The vote to oust Hilda Heine, who has previously backed a contentious plan to create a sovereign national cryptocurrency for the Marshall Islands, was reportedly put in play by eight opposition senators on Monday, November 5th.
Among the eight is Senator Casten Nemra, who was himself ousted in a non-confidence vote after holding the presidency briefly in 2016.
Nemra reportedly read a list of criticisms of the Heine administration Monday when his block called for the latest non-confidence vote. Among them was a criticism of the Heine administration’s plans to issue the national cryptocurrency.
Though the cryptocurrency scheme was proposed to bring capital to the nation, which is located between Hawaii and Australia and has little economic activity besides fishing and tourism, the proposal has been criticized by, among others, the IMF, who say the Marshall islands could put its one remaining relationship with a US bank at risk if it follows through with the plan.
Cryptocurrencies are widely-regarded by regulators, including global regulator the FATF, as choice media for the laundering of money and financing of terrorism and criminal activity.
While some have likened the creation of a national cryptocurrency to the wholesale “printing of money, ” David Paul, Minister-in-Assistance to the President & Environment Minister of the Republic of the Marshall Islands, has argued that a national cryptocurrency could help the Marshall islands assert its independence while developing payment rails that are otherwise tenuous:
“Issuing the world’s first legal digital tender, the SOV, will keep the Republic of the Marshall Islands and its residents integrated into the digital economy, allow residents to transfer and receive funds safely and instantaneously without the need for a correspondent banks, who have long threatened to stop servicing small Pacific island countries like the RMI, and help the country make up for a sharp and imminent decline in external aid.”

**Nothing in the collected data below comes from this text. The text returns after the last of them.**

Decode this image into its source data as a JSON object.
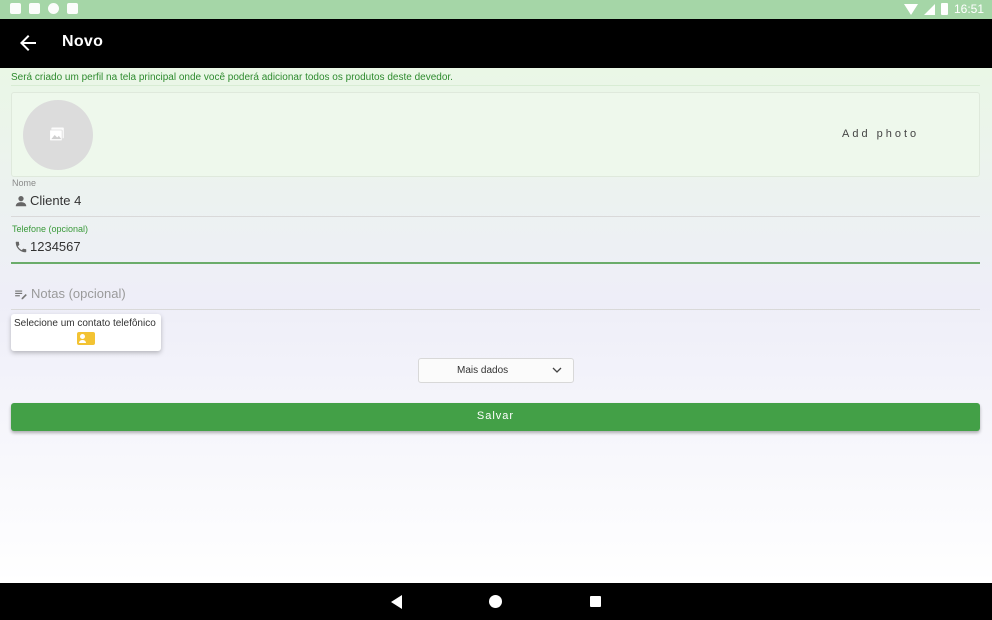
{
  "status_bar": {
    "time": "16:51"
  },
  "toolbar": {
    "title": "Novo",
    "back_icon": "arrow-back-icon"
  },
  "info": {
    "text": "Será criado um perfil na tela principal onde você poderá adicionar todos os produtos deste devedor."
  },
  "photo": {
    "add_label": "Add photo",
    "icon": "image-placeholder-icon"
  },
  "fields": {
    "name": {
      "label": "Nome",
      "value": "Cliente 4",
      "icon": "person-icon"
    },
    "phone": {
      "label": "Telefone (opcional)",
      "value": "1234567",
      "icon": "phone-icon"
    },
    "notes": {
      "placeholder": "Notas (opcional)",
      "icon": "notes-edit-icon"
    }
  },
  "contact": {
    "label": "Selecione um contato telefônico",
    "icon": "contact-card-icon"
  },
  "more": {
    "label": "Mais dados"
  },
  "save": {
    "label": "Salvar"
  },
  "colors": {
    "accent": "#43a047",
    "status_bar": "#a5d6a7",
    "toolbar": "#000000",
    "contact_icon": "#f3c333"
  }
}
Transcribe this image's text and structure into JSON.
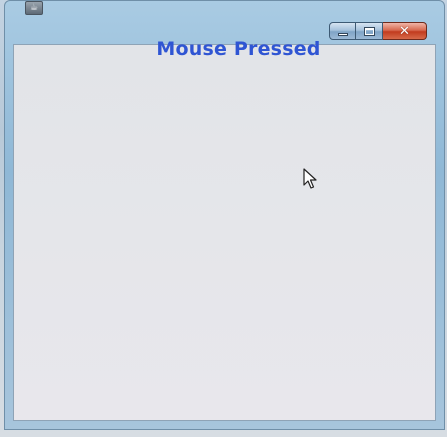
{
  "window": {
    "title": "",
    "buttons": {
      "minimize_icon": "minimize-icon",
      "maximize_icon": "maximize-icon",
      "close_icon": "close-icon",
      "close_glyph": "✕"
    }
  },
  "content": {
    "message": "Mouse Pressed",
    "message_color": "#2f55d3"
  },
  "colors": {
    "client_background": "#e4e5e9",
    "close_button": "#c9462a"
  }
}
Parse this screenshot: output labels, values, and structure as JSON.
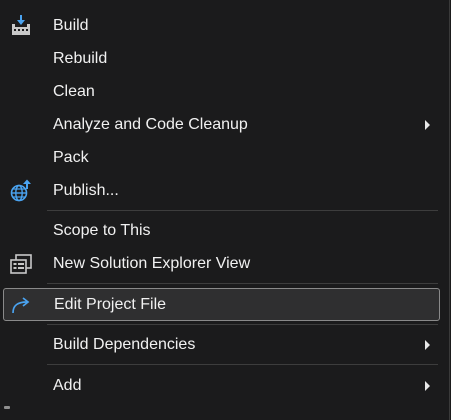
{
  "context_menu": {
    "items": [
      {
        "label": "Build",
        "icon": "build-icon"
      },
      {
        "label": "Rebuild"
      },
      {
        "label": "Clean"
      },
      {
        "label": "Analyze and Code Cleanup",
        "submenu": true
      },
      {
        "label": "Pack"
      },
      {
        "label": "Publish...",
        "icon": "globe-publish-icon"
      },
      {
        "label": "Scope to This"
      },
      {
        "label": "New Solution Explorer View",
        "icon": "solution-explorer-icon"
      },
      {
        "label": "Edit Project File",
        "icon": "edit-redirect-arrow-icon",
        "highlighted": true
      },
      {
        "label": "Build Dependencies",
        "submenu": true
      },
      {
        "label": "Add",
        "submenu": true
      }
    ]
  },
  "colors": {
    "background": "#1b1b1c",
    "text": "#f1f1f1",
    "highlight_border": "#8a8a8a",
    "icon_blue": "#4aa3f0"
  }
}
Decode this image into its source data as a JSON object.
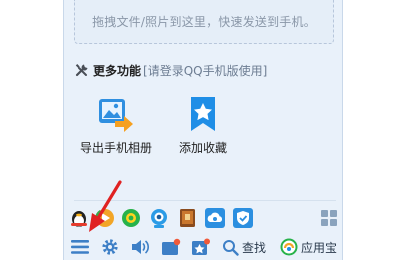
{
  "drop_area": {
    "hint": "拖拽文件/照片到这里，快速发送到手机。"
  },
  "more_functions": {
    "icon": "tools-icon",
    "title": "更多功能",
    "note": "[请登录QQ手机版使用]"
  },
  "features": [
    {
      "icon": "export-photos-icon",
      "label": "导出手机相册"
    },
    {
      "icon": "bookmark-star-icon",
      "label": "添加收藏"
    }
  ],
  "app_icons": [
    "qq-game-icon",
    "video-play-icon",
    "green-circle-icon",
    "webcam-icon",
    "book-icon",
    "cloud-sync-icon",
    "shield-icon",
    "app-grid-icon"
  ],
  "toolbar": {
    "menu_icon": "main-menu-icon",
    "settings_icon": "gear-icon",
    "volume_icon": "speaker-icon",
    "messages_icon": "message-box-icon",
    "favorites_icon": "favorite-star-icon",
    "search_label": "查找",
    "app_store_label": "应用宝"
  },
  "colors": {
    "panel_bg": "#e9f1fa",
    "accent": "#1f8ee6",
    "annotation": "#e02222"
  }
}
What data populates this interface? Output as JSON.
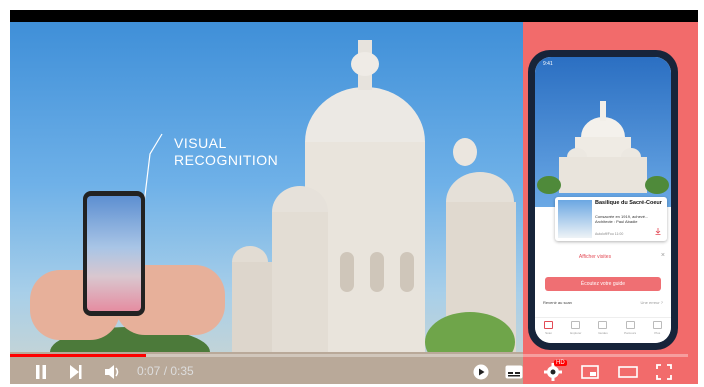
{
  "video": {
    "caption_lines": [
      "VISUAL",
      "RECOGNITION"
    ],
    "colors": {
      "panel": "#f26b6b",
      "accent": "#ff0000"
    }
  },
  "app_screen": {
    "status_time": "9:41",
    "card": {
      "title": "Basilique du Sacré-Coeur",
      "description": "Consacrée en 1919, achevé... Architecte : Paul Abadie",
      "meta": "Autoloff/Fou 11:00",
      "download_icon": "download-icon"
    },
    "sheet": {
      "title": "Afficher visites",
      "button_label": "Écoutez votre guide",
      "back_label": "Revenir au scan",
      "help_label": "Une erreur ?"
    },
    "tabs": [
      {
        "label": "Scan",
        "icon": "scan-icon"
      },
      {
        "label": "Explorer",
        "icon": "map-icon"
      },
      {
        "label": "Guides",
        "icon": "headphones-icon"
      },
      {
        "label": "Parcours",
        "icon": "route-icon"
      },
      {
        "label": "Plus",
        "icon": "grid-icon"
      }
    ]
  },
  "player": {
    "time_display": "0:07 / 0:35",
    "progress": 0.2,
    "quality_badge": "HD"
  }
}
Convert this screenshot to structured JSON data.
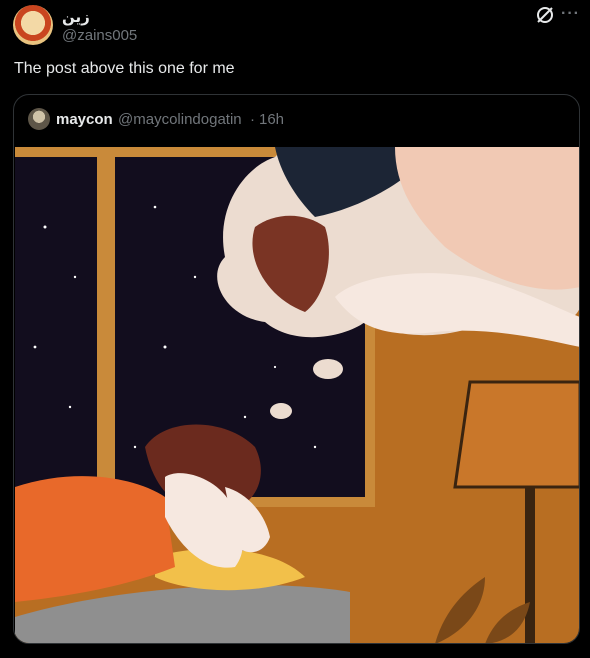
{
  "post": {
    "author_name": "زين",
    "author_handle": "@zains005",
    "text": "The post above this one for me"
  },
  "actions": {
    "grok_icon": "grok-icon",
    "more_label": "···"
  },
  "quoted_post": {
    "author_name": "maycon",
    "author_handle": "@maycolindogatin",
    "separator": "·",
    "time": "16h",
    "media_description_icon": "comic-illustration"
  },
  "colors": {
    "background": "#000000",
    "text_primary": "#e7e9ea",
    "text_secondary": "#71767b",
    "border": "#2f3336"
  }
}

As part of its criticism of the Marshall Islands cryptocurrency-creation proposal, the IMF has also argued that the island’s government should rather, “revers(e) the recent increase in recurrent spending and improv(e) revenue administration and implement tax reform.”
Nemra and several fellow senators are also reportedly upset because the Heine camp has been opposing its proposal to turn the region’s Rongelap Atoll into “an investor haven.”
Though, “The Heine administration’s engagement with donors…has caused grant funding to the Marshall Islands to skyrocket over the past two years,” support for the current president among senators is reportedly split.
The vote will be held on Monday, November 12th.